Introduction


FAIR data future

Progress in science strongly depends on advanced, reliable, accessible management, processing and interpretation of data across disciplinary boundaries. The ever-increasing quantity of data gained from experiments and simulations require transparently structured and machine-actionable infrastructures, concisely summarized by the FAIR (findable, accessible, interoperable, and reusable) principles .

NFDI4Phys complements NFDI

The consortium NFDI4Phys represents a scientific community of diverse small and medium-sized physics groups, especially including the emerging quantum computing alliance and transdisciplinary physics (i.e., applications of physical methods in fields outside of physics). Similar to other scientific disciplines, we observe a clear tendency towards dynamically evolving infrastructures and multidisciplinary research, leading to progressing heterogeneity in work flows, methods, and data formats. The resulting intra-, inter- and/or transdisciplinary barriers seriously obstruct scientific innovations. The aim of NFDI4Phys is therefore to facilitate FAIR Research Data Management (RDM) to academia with 22 co-applicant institutions with over one hundred  members. NFDI4Phys has a strong embedding in an actively involved multi-disciplinary international community engaging all relevant stakeholders. The community and envisioned RDM strategy is complementary to available consortia and significantly strengthens the structure of the NFDI framework and academic research system. The decentralized operating model of NFDI4Phys ensures longevity and sustainability of the delivered services.

State of the art

Today’s large-scale data management solutions are mostly designed for homogeneous data collections adhering to standardized and a-priori predefined data models designed by data-modeling experts thus barely meeting the aforementioned needs of the NFDI4Phys community. Hence, numerous individualized, and often mutually incompatible, data management solutions co-exist within and across different disciplines. This lack of community-wide agreements on software and data formats impedes interoperability, sustainability and flexibility to adapt to the demands of continuously evolving scientific environments as proliferated by the FAIR principles.

Building bridges

NFDI4Phys will significantly contribute to the overarching NFDI goals by integrating data and analyses capabilities into work flows across databases, disciplines and countries. Our vision is a FAIR RDM methodology being as simple as accessing the internet: similar to the TCP/IP standard revolutionizing data exchange at bit level 40 years ago, the emerging FAIR digital objects (FDOs) will become the corresponding standard for enforcing FAIR information exchange.
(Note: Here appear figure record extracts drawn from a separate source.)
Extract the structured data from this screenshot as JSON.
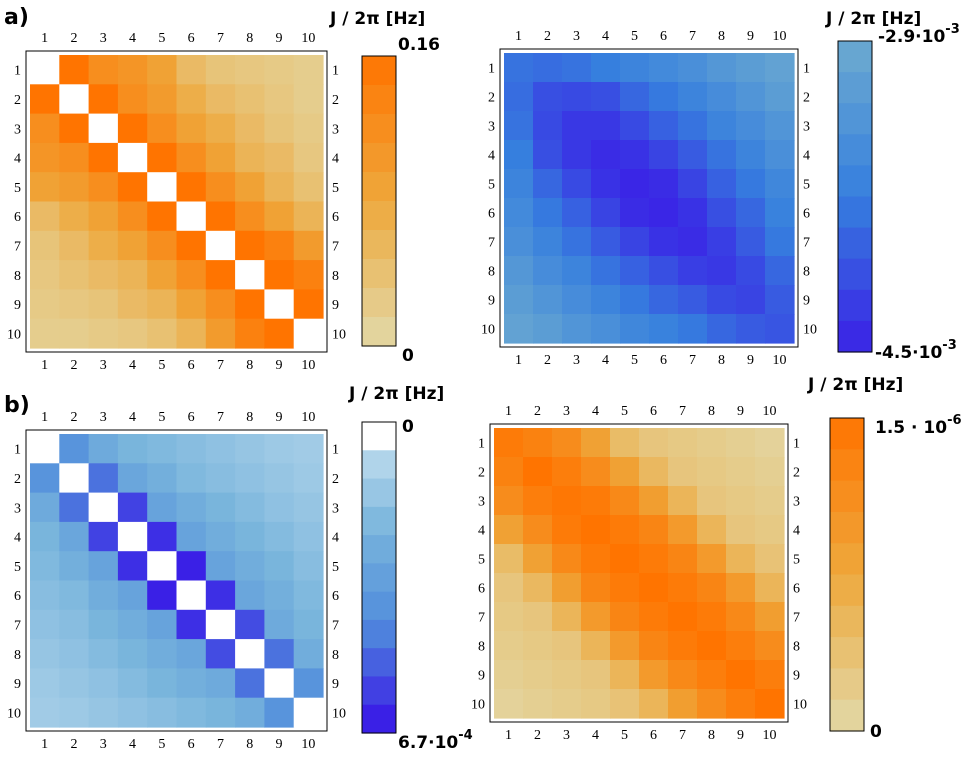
{
  "chart_data": [
    {
      "id": "a-left",
      "type": "heatmap",
      "panel_label": "a)",
      "labels": [
        "1",
        "2",
        "3",
        "4",
        "5",
        "6",
        "7",
        "8",
        "9",
        "10"
      ],
      "colorbar": {
        "title": "J / 2π [Hz]",
        "top_label": "0.16",
        "top_sup": "",
        "bottom_label": "0",
        "bottom_sup": "",
        "min": 0,
        "max": 0.16,
        "steps": 10,
        "palette": "orange",
        "invert": false
      },
      "blank_diagonal": true,
      "min": 0,
      "max": 0.16,
      "values": [
        [
          0.0,
          0.16,
          0.12,
          0.11,
          0.09,
          0.05,
          0.035,
          0.03,
          0.025,
          0.02
        ],
        [
          0.16,
          0.0,
          0.16,
          0.12,
          0.1,
          0.07,
          0.05,
          0.04,
          0.03,
          0.02
        ],
        [
          0.12,
          0.16,
          0.0,
          0.16,
          0.12,
          0.09,
          0.07,
          0.05,
          0.035,
          0.025
        ],
        [
          0.11,
          0.12,
          0.16,
          0.0,
          0.16,
          0.12,
          0.09,
          0.06,
          0.05,
          0.03
        ],
        [
          0.09,
          0.1,
          0.12,
          0.16,
          0.0,
          0.16,
          0.12,
          0.09,
          0.06,
          0.04
        ],
        [
          0.05,
          0.07,
          0.09,
          0.12,
          0.16,
          0.0,
          0.16,
          0.12,
          0.09,
          0.06
        ],
        [
          0.035,
          0.05,
          0.07,
          0.09,
          0.12,
          0.16,
          0.0,
          0.16,
          0.14,
          0.1
        ],
        [
          0.03,
          0.04,
          0.05,
          0.06,
          0.09,
          0.12,
          0.16,
          0.0,
          0.16,
          0.14
        ],
        [
          0.025,
          0.03,
          0.035,
          0.05,
          0.06,
          0.09,
          0.12,
          0.16,
          0.0,
          0.16
        ],
        [
          0.02,
          0.02,
          0.025,
          0.03,
          0.04,
          0.06,
          0.1,
          0.14,
          0.16,
          0.0
        ]
      ]
    },
    {
      "id": "a-right",
      "type": "heatmap",
      "panel_label": "",
      "labels": [
        "1",
        "2",
        "3",
        "4",
        "5",
        "6",
        "7",
        "8",
        "9",
        "10"
      ],
      "colorbar": {
        "title": "J / 2π [Hz]",
        "top_label": "-2.9·10",
        "top_sup": "-3",
        "bottom_label": "-4.5·10",
        "bottom_sup": "-3",
        "min": -0.0045,
        "max": -0.0029,
        "steps": 10,
        "palette": "blue",
        "invert": false
      },
      "blank_diagonal": false,
      "min": -0.0045,
      "max": -0.0029,
      "values": [
        [
          -0.0038,
          -0.00385,
          -0.0038,
          -0.0037,
          -0.0036,
          -0.0035,
          -0.0034,
          -0.00325,
          -0.00315,
          -0.00305
        ],
        [
          -0.00385,
          -0.0041,
          -0.00415,
          -0.0041,
          -0.0039,
          -0.00375,
          -0.0036,
          -0.00345,
          -0.0033,
          -0.00315
        ],
        [
          -0.0038,
          -0.00415,
          -0.0043,
          -0.0043,
          -0.00415,
          -0.00395,
          -0.0038,
          -0.0036,
          -0.00345,
          -0.0033
        ],
        [
          -0.0037,
          -0.0041,
          -0.0043,
          -0.0044,
          -0.00435,
          -0.0042,
          -0.004,
          -0.0038,
          -0.0036,
          -0.0034
        ],
        [
          -0.0036,
          -0.0039,
          -0.00415,
          -0.00435,
          -0.00445,
          -0.0044,
          -0.0042,
          -0.00395,
          -0.00375,
          -0.00355
        ],
        [
          -0.0035,
          -0.00375,
          -0.00395,
          -0.0042,
          -0.0044,
          -0.00445,
          -0.00435,
          -0.0041,
          -0.0039,
          -0.00365
        ],
        [
          -0.0034,
          -0.0036,
          -0.0038,
          -0.004,
          -0.0042,
          -0.00435,
          -0.0044,
          -0.00425,
          -0.004,
          -0.00375
        ],
        [
          -0.00325,
          -0.00345,
          -0.0036,
          -0.0038,
          -0.00395,
          -0.0041,
          -0.00425,
          -0.0043,
          -0.00415,
          -0.0039
        ],
        [
          -0.00315,
          -0.0033,
          -0.00345,
          -0.0036,
          -0.00375,
          -0.0039,
          -0.004,
          -0.00415,
          -0.0042,
          -0.004
        ],
        [
          -0.00305,
          -0.00315,
          -0.0033,
          -0.0034,
          -0.00355,
          -0.00365,
          -0.00375,
          -0.0039,
          -0.004,
          -0.00405
        ]
      ]
    },
    {
      "id": "b-left",
      "type": "heatmap",
      "panel_label": "b)",
      "labels": [
        "1",
        "2",
        "3",
        "4",
        "5",
        "6",
        "7",
        "8",
        "9",
        "10"
      ],
      "colorbar": {
        "title": "J / 2π [Hz]",
        "top_label": "0",
        "top_sup": "",
        "bottom_label": "6.7·10",
        "bottom_sup": "-4",
        "min": 0,
        "max": 0.00067,
        "steps": 11,
        "palette": "blue",
        "invert": true
      },
      "blank_diagonal": true,
      "min": 0,
      "max": 0.00067,
      "values": [
        [
          0.0,
          0.0004,
          0.00028,
          0.00022,
          0.0002,
          0.00018,
          0.00016,
          0.00014,
          0.00012,
          0.00011
        ],
        [
          0.0004,
          0.0,
          0.0005,
          0.0003,
          0.00025,
          0.0002,
          0.00018,
          0.00016,
          0.00014,
          0.00012
        ],
        [
          0.00028,
          0.0005,
          0.0,
          0.0006,
          0.00032,
          0.00026,
          0.00022,
          0.00019,
          0.00016,
          0.00014
        ],
        [
          0.00022,
          0.0003,
          0.0006,
          0.0,
          0.00064,
          0.00032,
          0.00026,
          0.00022,
          0.00019,
          0.00016
        ],
        [
          0.0002,
          0.00025,
          0.00032,
          0.00064,
          0.0,
          0.00067,
          0.00032,
          0.00026,
          0.00022,
          0.00018
        ],
        [
          0.00018,
          0.0002,
          0.00026,
          0.00032,
          0.00067,
          0.0,
          0.00064,
          0.0003,
          0.00025,
          0.0002
        ],
        [
          0.00016,
          0.00018,
          0.00022,
          0.00026,
          0.00032,
          0.00064,
          0.0,
          0.00058,
          0.00028,
          0.00022
        ],
        [
          0.00014,
          0.00016,
          0.00019,
          0.00022,
          0.00026,
          0.0003,
          0.00058,
          0.0,
          0.0005,
          0.00026
        ],
        [
          0.00012,
          0.00014,
          0.00016,
          0.00019,
          0.00022,
          0.00025,
          0.00028,
          0.0005,
          0.0,
          0.0004
        ],
        [
          0.00011,
          0.00012,
          0.00014,
          0.00016,
          0.00018,
          0.0002,
          0.00022,
          0.00026,
          0.0004,
          0.0
        ]
      ]
    },
    {
      "id": "b-right",
      "type": "heatmap",
      "panel_label": "",
      "labels": [
        "1",
        "2",
        "3",
        "4",
        "5",
        "6",
        "7",
        "8",
        "9",
        "10"
      ],
      "colorbar": {
        "title": "J / 2π [Hz]",
        "top_label": "1.5 · 10",
        "top_sup": "-6",
        "bottom_label": "0",
        "bottom_sup": "",
        "min": 0,
        "max": 1.5e-06,
        "steps": 10,
        "palette": "orange",
        "invert": false
      },
      "blank_diagonal": false,
      "min": 0,
      "max": 1.5e-06,
      "values": [
        [
          1.4e-06,
          1.3e-06,
          1.15e-06,
          8.5e-07,
          4.5e-07,
          3e-07,
          2.5e-07,
          2e-07,
          1.5e-07,
          1e-07
        ],
        [
          1.3e-06,
          1.5e-06,
          1.35e-06,
          1.15e-06,
          8.5e-07,
          5e-07,
          3e-07,
          2.5e-07,
          2e-07,
          1.5e-07
        ],
        [
          1.15e-06,
          1.35e-06,
          1.45e-06,
          1.4e-06,
          1.2e-06,
          9e-07,
          5.5e-07,
          3e-07,
          2.5e-07,
          2e-07
        ],
        [
          8.5e-07,
          1.15e-06,
          1.4e-06,
          1.5e-06,
          1.4e-06,
          1.25e-06,
          9.5e-07,
          5.5e-07,
          3e-07,
          2.5e-07
        ],
        [
          4.5e-07,
          8.5e-07,
          1.2e-06,
          1.4e-06,
          1.5e-06,
          1.4e-06,
          1.25e-06,
          9.5e-07,
          5.5e-07,
          3.5e-07
        ],
        [
          3e-07,
          5e-07,
          9e-07,
          1.25e-06,
          1.4e-06,
          1.5e-06,
          1.4e-06,
          1.25e-06,
          9.5e-07,
          5.5e-07
        ],
        [
          2.5e-07,
          3e-07,
          5.5e-07,
          9.5e-07,
          1.25e-06,
          1.4e-06,
          1.5e-06,
          1.4e-06,
          1.2e-06,
          9e-07
        ],
        [
          2e-07,
          2.5e-07,
          3e-07,
          5.5e-07,
          9.5e-07,
          1.25e-06,
          1.4e-06,
          1.5e-06,
          1.35e-06,
          1.15e-06
        ],
        [
          1.5e-07,
          2e-07,
          2.5e-07,
          3e-07,
          5.5e-07,
          9.5e-07,
          1.2e-06,
          1.35e-06,
          1.5e-06,
          1.35e-06
        ],
        [
          1e-07,
          1.5e-07,
          2e-07,
          2.5e-07,
          3.5e-07,
          5.5e-07,
          9e-07,
          1.15e-06,
          1.35e-06,
          1.5e-06
        ]
      ]
    }
  ]
}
However, in order to utilize FDO as conceptual backbone for NFDI4Phys, respective research data first needs to be characterized philosophically (Floridi 2014 ) as well as in terms of physical measures of their content (Kolchinsky & Wolpert 2018 ) in order to capture semantic characteristics of information across disciplines, e.g., physics (order), biology (function), philosophy (meaning).

Task Areas & Objectives

We propose ten task areas (TA) : FAIR Laboratory, Metadata & Ontologies, Federated Repositories, Quality & Standards, Evolving Infrastructures, Data Literacy, Base RDM, Surveys, Domains, and Governance.

To reach the described goals, NFDI4Phys will address following key objectives:

  • Enable research groups to make their data manageable in form of FDOs throughout the entire data life-cycle.
  • Foster standardization processes for data models and ontologies to strengthen interoperability of metadata, schemata and ontologies.
  • Improve reusability of data through quality criteria and standards, promoting open data formats and research software as well as domain data protocols.
  • Design federated repositories to allow seamless exchange of FDOs and data models.
  • Develop and distribute a best practices RDM template that enables current and prospective users to set up and maintain FAIR data management.

Impact & leverage

The NFDI4Phys community represents nine domains of Physics (Atoms and Molecules, Optics & Photonics, Cold Plasma, Biological Physics, Dynamics, Statistical Physics & Soft Matter, Socio-Economic Physics, Quantum Information & Artificial Intelligence, Biomedical Physics, and Transdisciplinary Physics) which, together with those of three other NFDI physics consortia, cover all of disciplinary physics. In addition, Transdisciplinary Physics further include physicists not rooted in the German Physical Society. According to the hierarchy in Nature (Anderson 1972 ), research data within as well as across all nine domains can be conceptually encapsulated and linked to form a modular hierarchy as mirrored by the underlying mathematical structure of FDOs. To foster this idea, we strive for a dual infrastructure involving RDM and transdisciplinary discussion groups, for example, on the structure of information. The NFDI is a fantastic opportunity for physics to develop further by entering the semantic space. To summarize, the envisioned approach of NFDI4Phys addresses the recent needs of a large and heterogeneous community enabling self-sustained, dynamically evolving, and FAIR RDM.